AYM KARARINDAN SONRA TAHLİYE
Bazı sanıklar, Ergenekon davasına bakan, kapatılan özel yetkili İstanbul 13. Ağır Ceza Mahkemesi'nin gerekçeli kararı yazmasının 7 ay sürmesi nedeniyle Anayasa Mahkemesi'ne bireysel başvuruda bulunmuş, Yüksek Mahkeme sanıkların haklarının ihlal edildiğine karar vermişti.
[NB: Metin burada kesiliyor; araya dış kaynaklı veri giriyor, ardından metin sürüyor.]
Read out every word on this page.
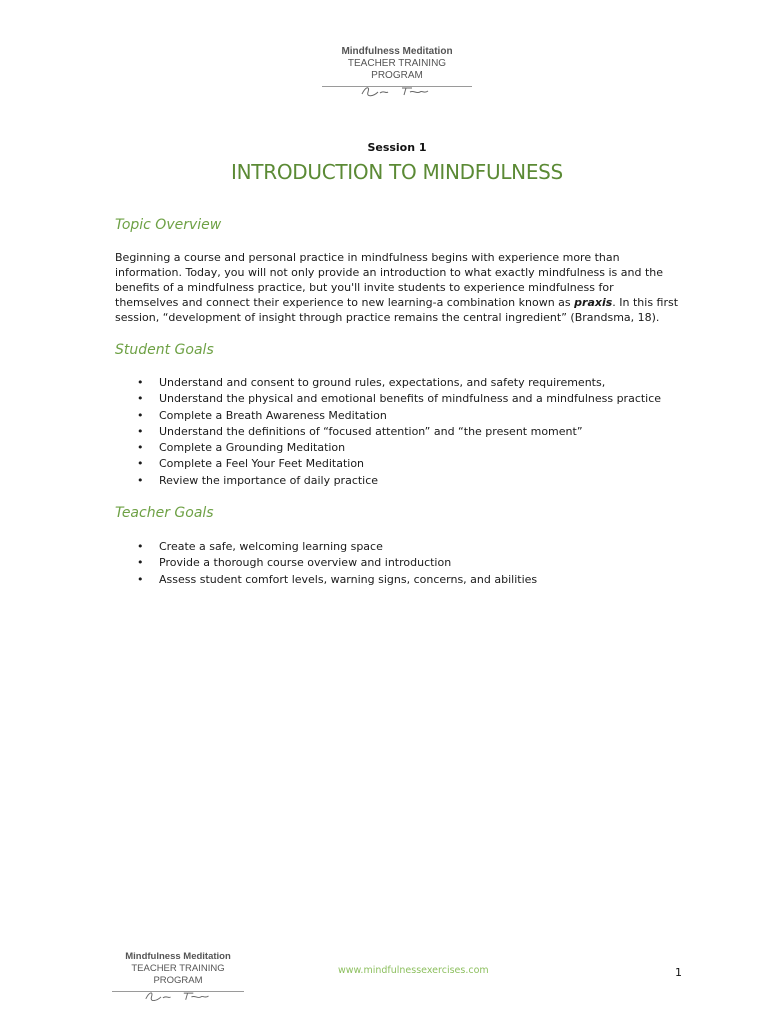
Mindfulness Meditation
TEACHER TRAINING PROGRAM
Session 1
INTRODUCTION TO MINDFULNESS
Topic Overview

Beginning a course and personal practice in mindfulness begins with experience more than information. Today, you will not only provide an introduction to what exactly mindfulness is and the benefits of a mindfulness practice, but you'll invite students to experience mindfulness for themselves and connect their experience to new learning‐a combination known as praxis. In this first session, “development of insight through practice remains the central ingredient” (Brandsma, 18).

Student Goals
• Understand and consent to ground rules, expectations, and safety requirements,
• Understand the physical and emotional benefits of mindfulness and a mindfulness practice
• Complete a Breath Awareness Meditation
• Understand the definitions of “focused attention” and “the present moment”
• Complete a Grounding Meditation
• Complete a Feel Your Feet Meditation
• Review the importance of daily practice
Teacher Goals
• Create a safe, welcoming learning space
• Provide a thorough course overview and introduction
• Assess student comfort levels, warning signs, concerns, and abilities
Mindfulness Meditation
TEACHER TRAINING PROGRAM
www.mindfulnessexercises.com	1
Anayasa Mahkemesinin ihlal kararı üzerine, kaldırılan İstanbul 13. Ağır Ceza Mahkemesi yerine başvuruları inceleyen nöbetçi mahkemeler sanıkları tahliye etmişti.
İstanbul 13. Ağır Ceza Mahkemesinin 16 bin 600 sayfadan oluşan gerekçeli kararının taraflara tebliğ edilmesinin ardından dosya, Yargıtay Cumhuriyet Başsavcılığına gönderilmişti. Başsavcılığın tebliğnamesinde, esasa girilmeden "usul" yönünden bozma istenmişti.